A aplicação envolve bater com um martelo nas áreas da maçã do rosto, mandíbula e queixo, às vezes com auxílio de uma pistola de massagem. A teoria é de que pequenas fraturas controladas estimulem uma remodelação óssea segundo a Lei de Wolff, ainda sem comprovação científica robusta.

Especialistas divergem sobre a eficácia e apontam riscos. Médicos alertam para lesões maxilofaciais graves, desfiguração e consequências de longo prazo, além de possíveis danos vasculares e neurológicos. A assimetria facial é citada como risco comum.

Cartas de profissionais, como a do brasileiro Ricardo Grillo, foram encaminhadas a revistas médicas para chamar atenção ao alcance da prática nas redes.

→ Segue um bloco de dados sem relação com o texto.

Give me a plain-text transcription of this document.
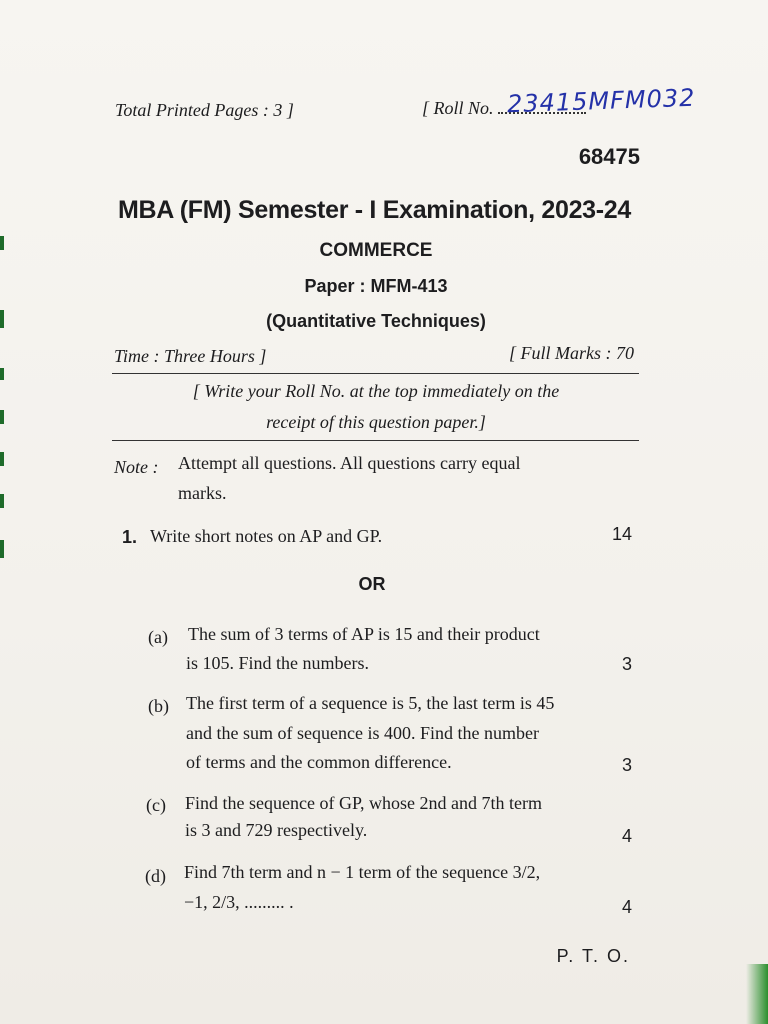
Total Printed Pages : 3 ]	[ Roll No. 23415MFM032
68475
MBA (FM) Semester - I Examination, 2023-24
COMMERCE
Paper : MFM-413
(Quantitative Techniques)
Time : Three Hours ]	[ Full Marks : 70
[ Write your Roll No. at the top immediately on the
receipt of this question paper.]
Note : Attempt all questions. All questions carry equal
marks.
1. Write short notes on AP and GP.	14
OR
(a) The sum of 3 terms of AP is 15 and their product
is 105. Find the numbers.	3
(b) The first term of a sequence is 5, the last term is 45
and the sum of sequence is 400. Find the number
of terms and the common difference.	3
(c) Find the sequence of GP, whose 2nd and 7th term
is 3 and 729 respectively.	4
(d) Find 7th term and n − 1 term of the sequence 3/2,
−1, 2/3, ......... .	4
P. T. O.
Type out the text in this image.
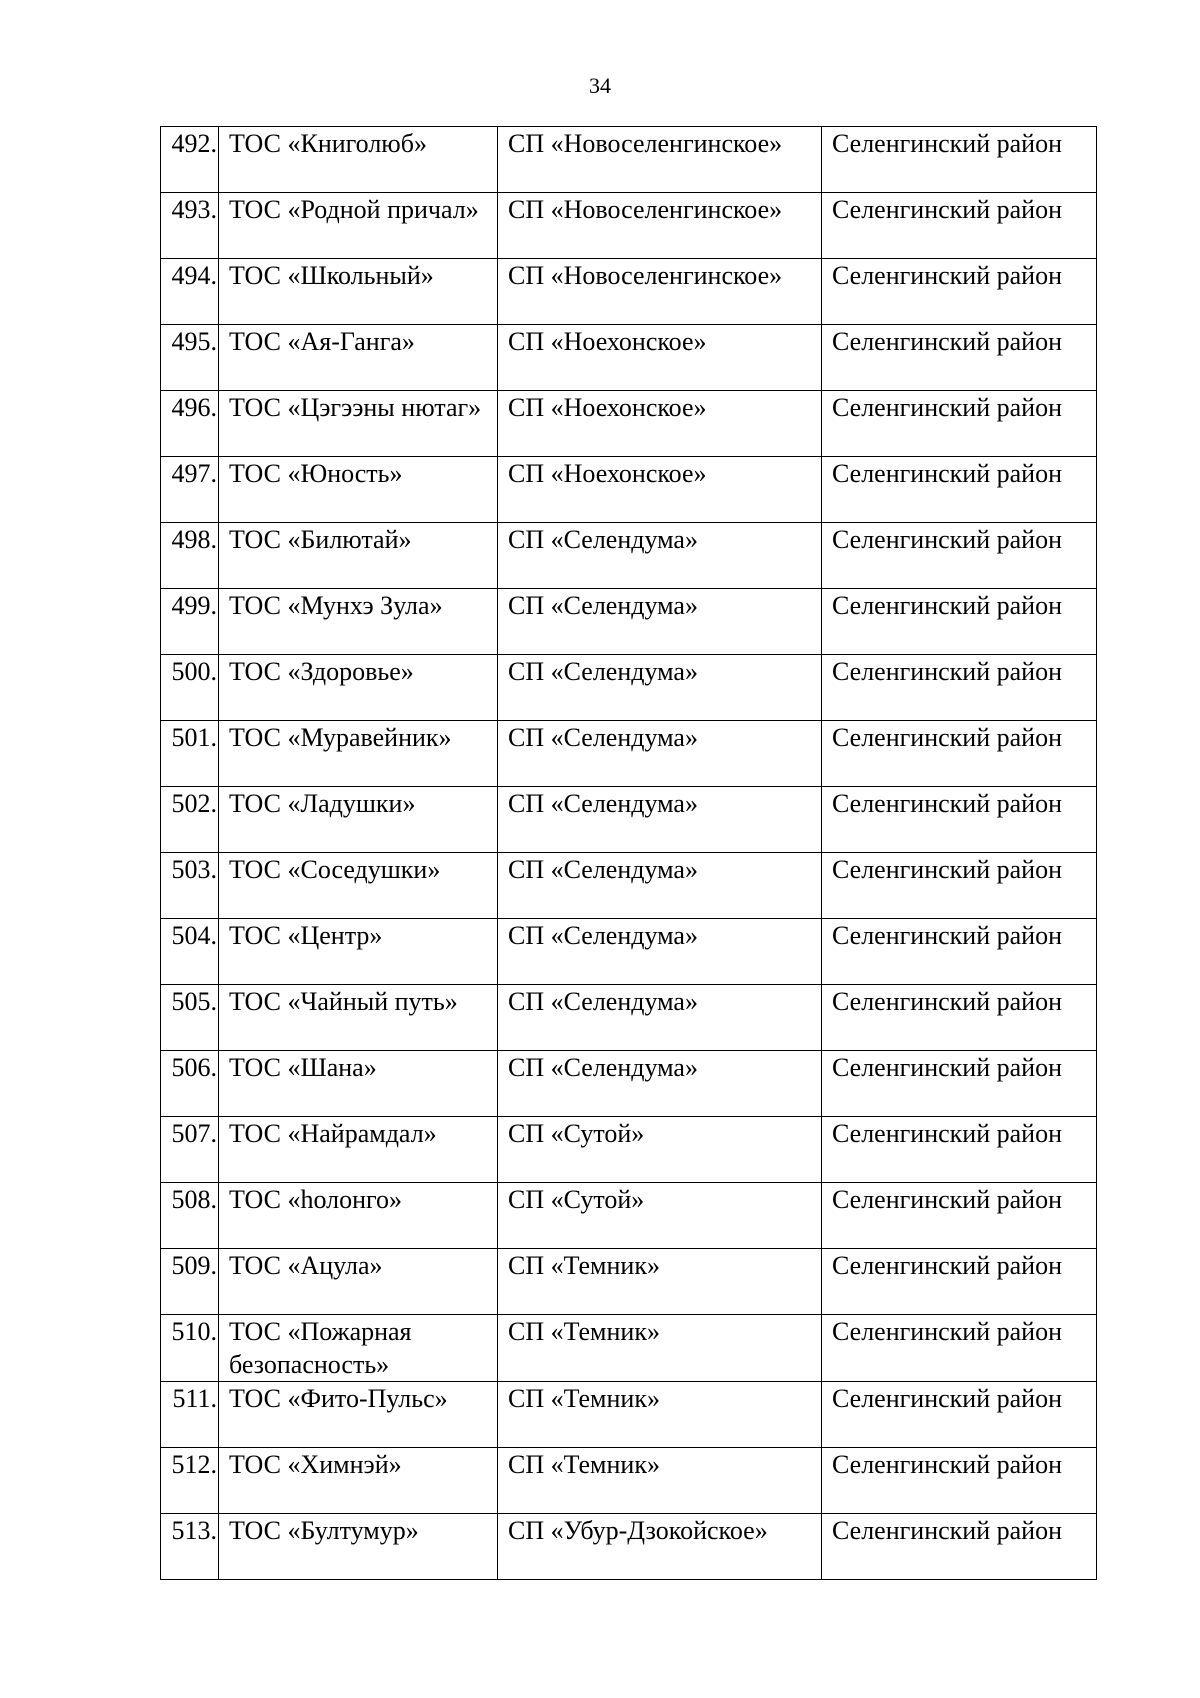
34
492.	ТОС «Книголюб»	СП «Новоселенгинское»	Селенгинский район
493.	ТОС «Родной причал»	СП «Новоселенгинское»	Селенгинский район
494.	ТОС «Школьный»	СП «Новоселенгинское»	Селенгинский район
495.	ТОС «Ая-Ганга»	СП «Ноехонское»	Селенгинский район
496.	ТОС «Цэгээны нютаг»	СП «Ноехонское»	Селенгинский район
497.	ТОС «Юность»	СП «Ноехонское»	Селенгинский район
498.	ТОС «Билютай»	СП «Селендума»	Селенгинский район
499.	ТОС «Мунхэ Зула»	СП «Селендума»	Селенгинский район
500.	ТОС «Здоровье»	СП «Селендума»	Селенгинский район
501.	ТОС «Муравейник»	СП «Селендума»	Селенгинский район
502.	ТОС «Ладушки»	СП «Селендума»	Селенгинский район
503.	ТОС «Соседушки»	СП «Селендума»	Селенгинский район
504.	ТОС «Центр»	СП «Селендума»	Селенгинский район
505.	ТОС «Чайный путь»	СП «Селендума»	Селенгинский район
506.	ТОС «Шана»	СП «Селендума»	Селенгинский район
507.	ТОС «Найрамдал»	СП «Сутой»	Селенгинский район
508.	ТОС «һолонго»	СП «Сутой»	Селенгинский район
509.	ТОС «Ацула»	СП «Темник»	Селенгинский район
510.	ТОС «Пожарная безопасность»	СП «Темник»	Селенгинский район
511.	ТОС «Фито-Пульс»	СП «Темник»	Селенгинский район
512.	ТОС «Химнэй»	СП «Темник»	Селенгинский район
513.	ТОС «Бултумур»	СП «Убур-Дзокойское»	Селенгинский район
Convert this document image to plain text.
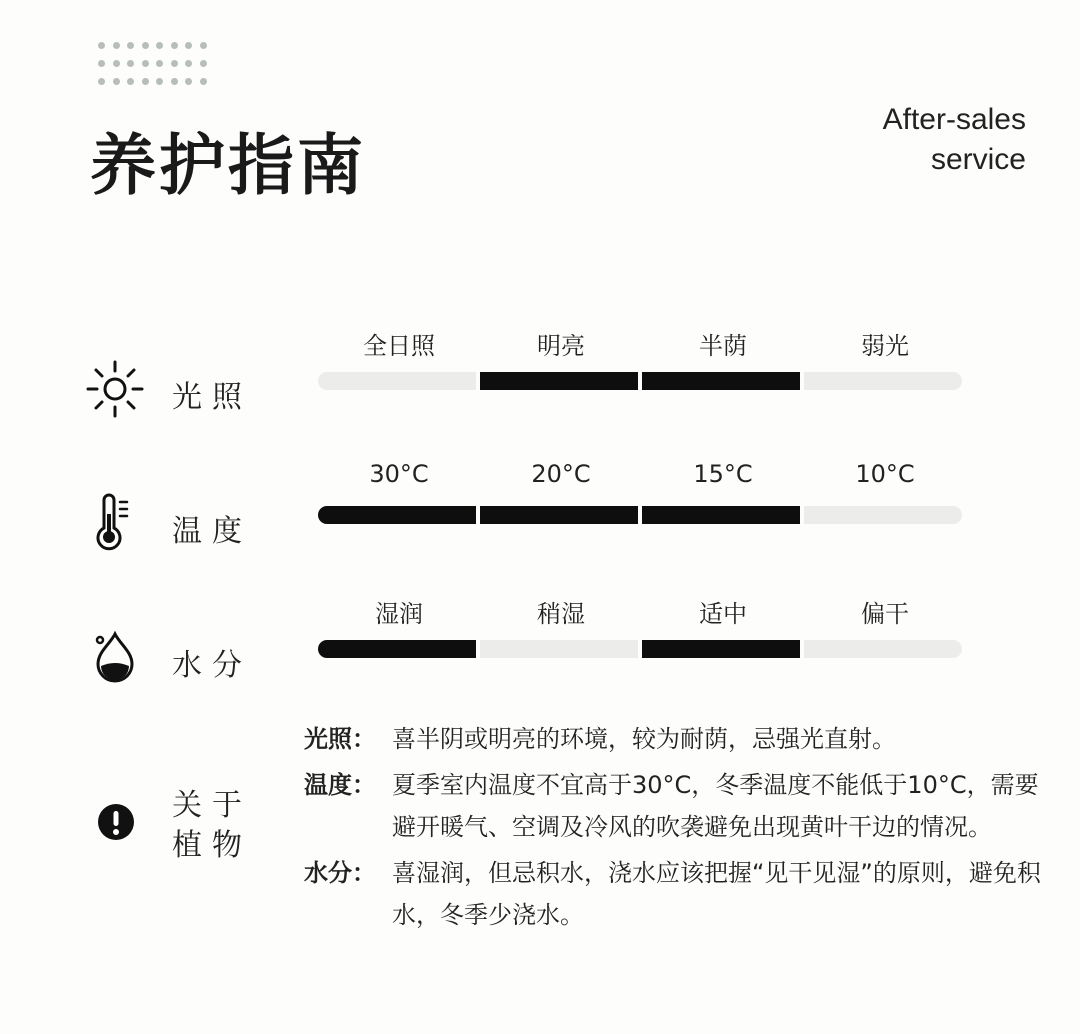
养护指南
After-sales
service
光照
全日照	明亮	半荫	弱光
温度
30°C	20°C	15°C	10°C
水分
湿润	稍湿	适中	偏干
关于
植物
光照： 喜半阴或明亮的环境，较为耐荫，忌强光直射。
温度： 夏季室内温度不宜高于30°C，冬季温度不能低于10°C，需要避开暖气、空调及冷风的吹袭避免出现黄叶干边的情况。
水分： 喜湿润，但忌积水，浇水应该把握“见干见湿”的原则，避免积水，冬季少浇水。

As mensagens destacam que impactos desiguais podem intensificar problemas estéticos e funcionais.

Riscos adicionais citados incluem cicatrização de tecidos, danos ao contorno facial e fraturas na região zigomaticomaxilar. Médicos ressaltam que o controle de traumas não é possível, o que eleva a probabilidade de resultados negativos.

Guias compartilhados por comunidades online sugerem rotinas com dezenas de batidas diárias em diferentes áreas do rosto, além de indicar uso de cosméticos para cobrir hematomas. Autores advertem sobre recuperação dolorosa e resultados incertos.

Para quem busca alternativas seguras, especialistas sugerem procedimentos estéticos tradicionais, como preenchimentos ou implantes, com planejamento médico, técnica estéril e resultados previsíveis. A diferença está no nível de controle e na previsibilidade.

O alerta fica por conta da vulnerabilidade de jovens, grupo que costuma compor a base de adeptos. Médicos destacam que procedimentos faciais durante o crescimento podem trazer danos irreversíveis, incluindo reabsorção óssea e alterações neurológicas.

Caso alguém já esteja envolvido na prática, a orientação médica é buscar avaliação profissional e evitar qualquer método não supervisionado. Profissionais reforçam que escolhas embasadas em redes sociais podem trazer riscos significativos.